Well, there is a notorious one, which is still under development and seems to have been for the past 2-3 years, although it is labelled a TV mini-series: The Amazing Adventures of Kavalier and Clay by Michael Chabon, which was published in the same year as Peter Carey’s novel above. So twenty-two years and counting…
A simple connection for the next one – the word ‘clay’ in the title – and the long-awaited novel Bridge of Clay by Markus Zusak. After the huge international success of his Book Thief, everyone was waiting with bated breath for his next move… and it took him nearly 12 years to complete it. In an interview, he said something like: ‘I’m a completely different person than the person who wrote The Book Thief but also a different person to the one who started Bridge of Clay 8-9 years ago … If I don’t get it done soon, I’ll probably have to set it aside.’ Wise words of advice to me as a budding novelist, I think!
Bridge of Clay features five brothers in Australia, but the most famous ‘band of brothers’ are the Dostoevsky’s Karamazovs in Tsarist Russia. Pleasure and duty, rationality and faith, free will versus fate, everything is up for discussion in this story of family ties gone very wrong. It also features a lengthy trial scene, and this is the link to my next book.
In L’Étranger by Albert Camus we have a courtroom scene where the accused Meursault refuses to conform to expectations, justify his actions or show remorse. A cold, clinical look at crime and punishment which is in marked contrast to Dostoevsky – Meursault is a man alienated from society and from himself.
Of course, I cannot mention the Camus novel without thinking of the very powerful response to it, the much more recent Meursault Investigation by Kamel Daoud (translated by John Cullen in 2015), a retelling of the story from the point of view of the brother of the Arab victim who didn’t even have a name in the Camus novel.
This retelling of a famous story from the point of view of what one might call a ‘secondary character’ is what brings me to the final link in this chain: the play Rosencrantz and Guildenstern Are Dead by Tom Stoppard is probably one of my favourite examples of witty, sophisticated and successful retellings of a classic (in this case, Hamlet). I don’t think I’ve ever read the script, but I’ve seen it performed several times and always come away with something new to marvel at.
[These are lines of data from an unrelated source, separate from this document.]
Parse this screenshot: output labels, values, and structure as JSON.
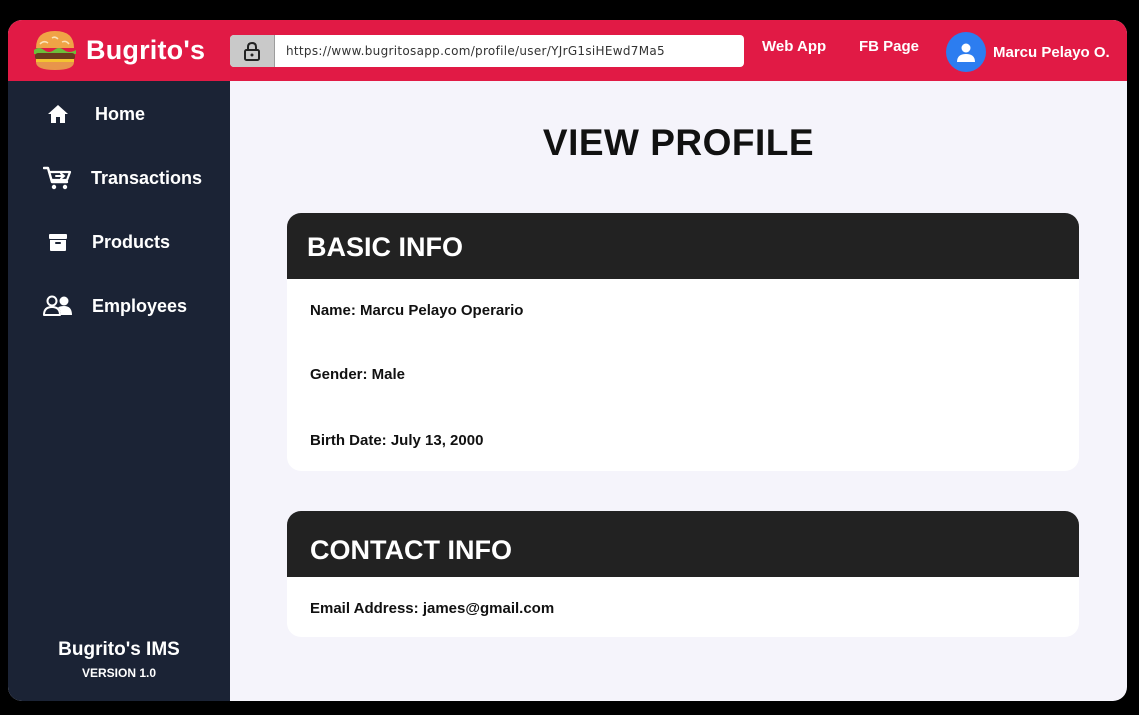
{
  "header": {
    "brand_name": "Bugrito's",
    "url": "https://www.bugritosapp.com/profile/user/YJrG1siHEwd7Ma5",
    "links": {
      "web_app": "Web App",
      "fb_page": "FB Page"
    },
    "user_name": "Marcu Pelayo O."
  },
  "sidebar": {
    "items": [
      {
        "label": "Home",
        "icon": "home-icon"
      },
      {
        "label": "Transactions",
        "icon": "cart-icon"
      },
      {
        "label": "Products",
        "icon": "archive-box-icon"
      },
      {
        "label": "Employees",
        "icon": "users-icon"
      }
    ],
    "footer_title": "Bugrito's IMS",
    "footer_version": "VERSION 1.0"
  },
  "main": {
    "page_title": "VIEW PROFILE",
    "basic_info": {
      "heading": "BASIC INFO",
      "name": "Name: Marcu Pelayo Operario",
      "gender": "Gender: Male",
      "birth_date": "Birth Date: July 13, 2000"
    },
    "contact_info": {
      "heading": "CONTACT INFO",
      "email": "Email Address: james@gmail.com"
    }
  },
  "colors": {
    "header_bg": "#e11a45",
    "sidebar_bg": "#1b2335",
    "card_header_bg": "#222222",
    "content_bg": "#f5f4fb",
    "avatar_bg": "#2c7df0"
  }
}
I’ve just realised that my chain has been all male writers this month – and I wonder if my subconscious reverted to this because of the outlaw and masculinity issues arising from the starting point book. Next month the starting point is another Australian writer, but a woman, Meg Mason’s Sorrow and Bliss, which sounds much more like my kind of thing and which I might even read by June.